- GBPUSD slipped after Claimant Count rose above economist forecasts
- Employment Rate rises to record level while wages outstrip inflation
Today’s UK Employment report has slightly taken the shine out of GBPUSD, which saw a modest dip to the mid-1.43, while the FTSE 100 saw a slight reprieve to move above 7200. The Claimant Count rose by 11.6k against consensus for 5k, while the prior month had been revised higher to 15.1k from 9.2k. However, as has been the case for many months, the focus has been on the wage components, which has now overtaken inflation for the first time in a year. Average weekly earnings ex-bonus printed in line with expectations at 2.8%, above inflation at 2.7%, subsequently ending the consumer squeeze.

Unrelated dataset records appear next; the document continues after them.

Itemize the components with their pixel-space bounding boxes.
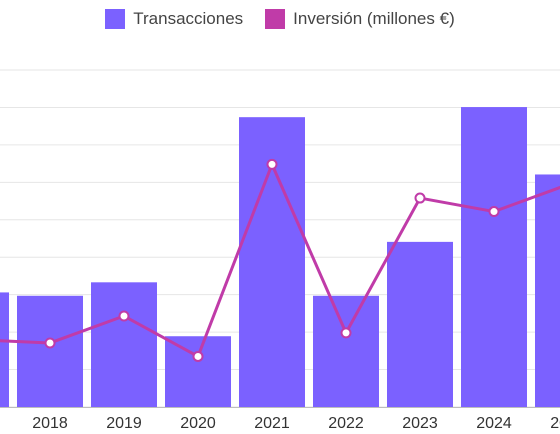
legend-label-inversion: Inversión (millones €): [293, 9, 455, 28]
legend-item-inversion[interactable]: Inversión (millones €): [265, 9, 455, 29]
x-axis: 201720182019202020212022202320242025: [0, 407, 560, 432]
x-tick-label-2023: 2023: [402, 415, 438, 432]
bar-2018: [17, 295, 83, 407]
point-2020: [192, 350, 204, 362]
x-tick-label-2021: 2021: [254, 415, 290, 432]
point-2021: [266, 158, 278, 170]
bar-2023: [387, 241, 453, 407]
legend-swatch-transacciones: [105, 9, 126, 29]
x-tick-label-2019: 2019: [106, 415, 142, 432]
x-tick-label-2022: 2022: [328, 415, 364, 432]
point-2022: [340, 327, 352, 339]
x-tick-label-2018: 2018: [32, 415, 68, 432]
x-tick-label-2020: 2020: [180, 415, 216, 432]
x-tick-label-2025: 2025: [550, 415, 560, 432]
legend-item-transacciones[interactable]: Transacciones: [105, 9, 243, 29]
point-2019: [118, 310, 130, 322]
legend-swatch-inversion: [265, 9, 286, 29]
bar-2022: [313, 295, 379, 407]
point-2023: [414, 192, 426, 204]
legend-label-transacciones: Transacciones: [133, 9, 244, 28]
point-2018: [44, 337, 56, 349]
bar-2024: [461, 107, 527, 407]
line-series-inversion: [0, 158, 560, 362]
bar-2019: [91, 282, 157, 407]
point-2024: [488, 206, 500, 218]
bar-2017: [0, 292, 9, 407]
legend: Transacciones Inversión (millones €): [0, 6, 560, 32]
bar-series-transacciones: [0, 107, 560, 408]
x-tick-label-2024: 2024: [476, 415, 512, 432]
bar-2025: [535, 174, 560, 407]
bar-2020: [165, 336, 231, 407]
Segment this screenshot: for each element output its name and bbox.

As a reminder, DailyFX Market Analyst Nick Cawley will be covering the UK Inflation Report Live from 8:15GMT, to register, click here.
Another positive from the report had been the suprise drop in the unemployment rate to 4.2% from 4.3%, marking the lowest unemployment rate since 1975, while the employment rate remains at record highs at 75.4%. Overall, the report is relatively good and is also likely to provide the Bank of England with comfort that it remains appropriate to raise rates next month.

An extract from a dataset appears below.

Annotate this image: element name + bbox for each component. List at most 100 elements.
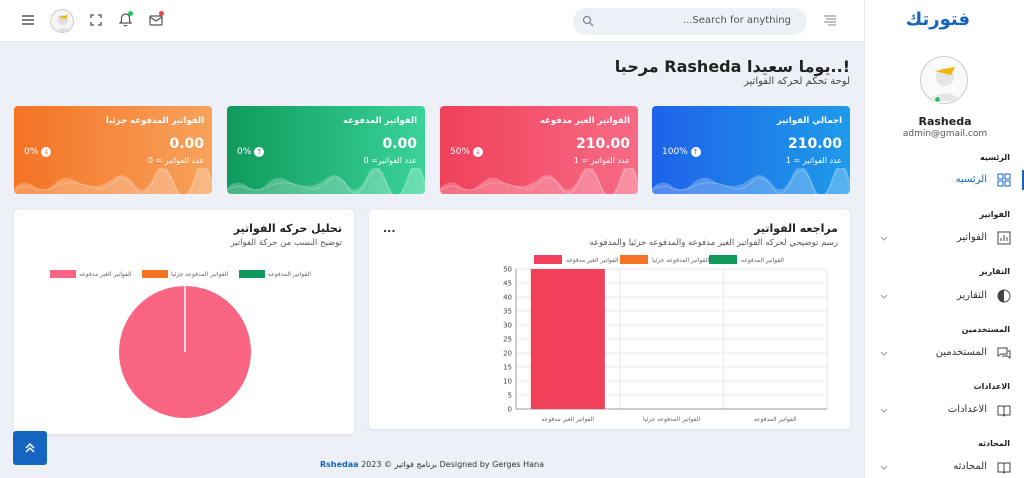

Sterling at post-Brexit highs; EURGBP looking vulnerable
Sterling has had stellar run so far, now up 2.4% for the month with GBPUSD printing fresh post-Brexit highs and now looking at making a test for 1.44. Seasonal demand, alongside the support from real yields have been among the key drivers for Sterling strength. On a fundamental basis, EURGBP looks attractive to remain GBP bullish amid diverging UK and German yields. The Bank of England are set to raise rates next month, while the ECB is expected to keep rates on hold till mid-2019 at the earliest. EURGBP potentially heading for 08500 having recent broken through its recent base of 0.8650, support situated at 0.8620-30 holding for now.